C’est la rupture. L’autorisation des radios libres met fin au monopole et ouvre la bande FM à des centaines d’initiatives, après des années de radios pirates.

L’effet est immédiat et massif. Des radios associatives, communautaires, militantes, musicales apparaissent partout. Beaucoup disparaîtront en quelques années ; certaines deviendront des groupes nationaux. NRJ, née en 1981, est l’exemple le plus spectaculaire de cette trajectoire — d’une radio libre parisienne au premier groupe radio privé français.

D’autres marques d’aujourd’hui viennent de cette période : Radio Nova la même année, Skyrock en 1986, OUI FM en 1987. Le paysage musical français actuel est, pour l’essentiel, le produit direct de cette poignée d’années.

La régulation suit : une autorité indépendante est créée pour attribuer les fréquences — rôle assuré aujourd’hui par l’Arcom. Le spectre FM étant physiquement limité, cette attribution reste un enjeu majeur pour les stations.

Les années 1990-2000 : consolidation et formats

La décennie suivante voit les radios libres se consolider en groupes. Les formats se professionnalisent et se spécialisent : chaque station vise un public défini par l’âge et le goût musical.

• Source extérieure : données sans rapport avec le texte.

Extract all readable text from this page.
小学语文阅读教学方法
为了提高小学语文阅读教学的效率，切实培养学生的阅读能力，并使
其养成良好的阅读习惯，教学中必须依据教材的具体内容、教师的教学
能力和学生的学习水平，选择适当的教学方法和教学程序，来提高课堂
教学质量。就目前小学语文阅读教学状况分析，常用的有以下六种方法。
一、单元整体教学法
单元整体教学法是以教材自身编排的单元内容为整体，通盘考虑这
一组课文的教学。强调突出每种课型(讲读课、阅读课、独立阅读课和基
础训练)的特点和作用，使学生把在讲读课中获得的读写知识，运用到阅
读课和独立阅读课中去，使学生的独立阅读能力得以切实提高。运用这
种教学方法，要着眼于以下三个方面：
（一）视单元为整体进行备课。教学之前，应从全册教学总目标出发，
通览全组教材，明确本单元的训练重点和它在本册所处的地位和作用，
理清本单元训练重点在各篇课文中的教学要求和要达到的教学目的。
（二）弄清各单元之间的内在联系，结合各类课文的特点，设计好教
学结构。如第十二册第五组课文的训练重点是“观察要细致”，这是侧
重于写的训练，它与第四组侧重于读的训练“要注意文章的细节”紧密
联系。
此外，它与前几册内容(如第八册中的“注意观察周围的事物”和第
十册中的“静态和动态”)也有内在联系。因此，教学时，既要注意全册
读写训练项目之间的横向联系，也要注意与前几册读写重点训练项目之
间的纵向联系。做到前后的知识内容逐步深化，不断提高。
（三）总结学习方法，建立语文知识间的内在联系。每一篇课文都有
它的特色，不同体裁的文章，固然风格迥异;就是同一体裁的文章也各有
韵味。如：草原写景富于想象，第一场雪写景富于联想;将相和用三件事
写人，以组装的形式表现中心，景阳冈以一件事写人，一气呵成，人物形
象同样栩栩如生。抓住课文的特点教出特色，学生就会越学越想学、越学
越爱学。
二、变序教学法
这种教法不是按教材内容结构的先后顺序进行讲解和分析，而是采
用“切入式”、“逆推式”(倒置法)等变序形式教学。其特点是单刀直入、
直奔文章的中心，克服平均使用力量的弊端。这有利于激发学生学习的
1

C’est aussi la période où la rotation devient la norme dans la radio musicale commerciale : catalogue restreint, titres testés, répétition maîtrisée. Un modèle efficace, et l’origine du reproche de répétitivité qui accompagne ces stations depuis.

En parallèle, la création de franceinfo en 1987 avait ouvert un genre nouveau : l’information en continu, qu’aucune radio européenne ne pratiquait alors.

Les années 2000-2010 : internet entre en jeu

Le streaming apparaît d’abord comme un simple relais des antennes existantes. Puis il crée quelque chose de nouveau : des stations sans fréquence.

C’est le fait majeur de la période. Une webradio n’a pas besoin d’autorisation de diffusion, ne dépend d’aucune limite de spectre, et peut viser un public minuscule mais mondial. Toutes les thématiques que la FM ne pouvait pas porter — dub, drum & bass, new wave, musique traditionnelle, grégorien — deviennent viables.

Les grands groupes déclinent aussi leurs marques en webradios thématiques : les nombreuses variantes de FIP ou de OUI FM relèvent de cette logique. Une marque, plusieurs couleurs musicales, sans coût de fréquence.

Le DAB+ arrive dans le même mouvement, avec un déploiement progressif à partir des années 2010. Pour un comparatif des technologies actuelles, voir FM, DAB+ ou streaming.

Aujourd’hui : trois radios en une

Le paysage français actuel superpose les trois héritages.

La FM porte les grandes marques historiques et reste le mode d’écoute dominant, notamment en voiture. Le DAB+ élargit l’offre terrestre sans passer par le spectre FM. Le streaming rend tout accessible partout et a fait naître une couche de stations qui n’existeraient pas autrement.

Ce qui frappe, avec le recul, c’est la stabilité des marques. Les antennes créées en 1963 et en 1981 sont toujours celles qu’on écoute le plus. Aucune plateforme n’a remplacé la radio comme média d’accompagnement, malgré vingt ans de prédictions en ce sens.

La raison tient peut-être à ce que ce média fait de plus simple, et que personne n’a su répliquer : décider à votre place. C’est le sujet de notre comparaison entre radio en direct et podcast.

Un siècle plus tard, les stations du catalogue portent encore la trace de chacune de ces époques.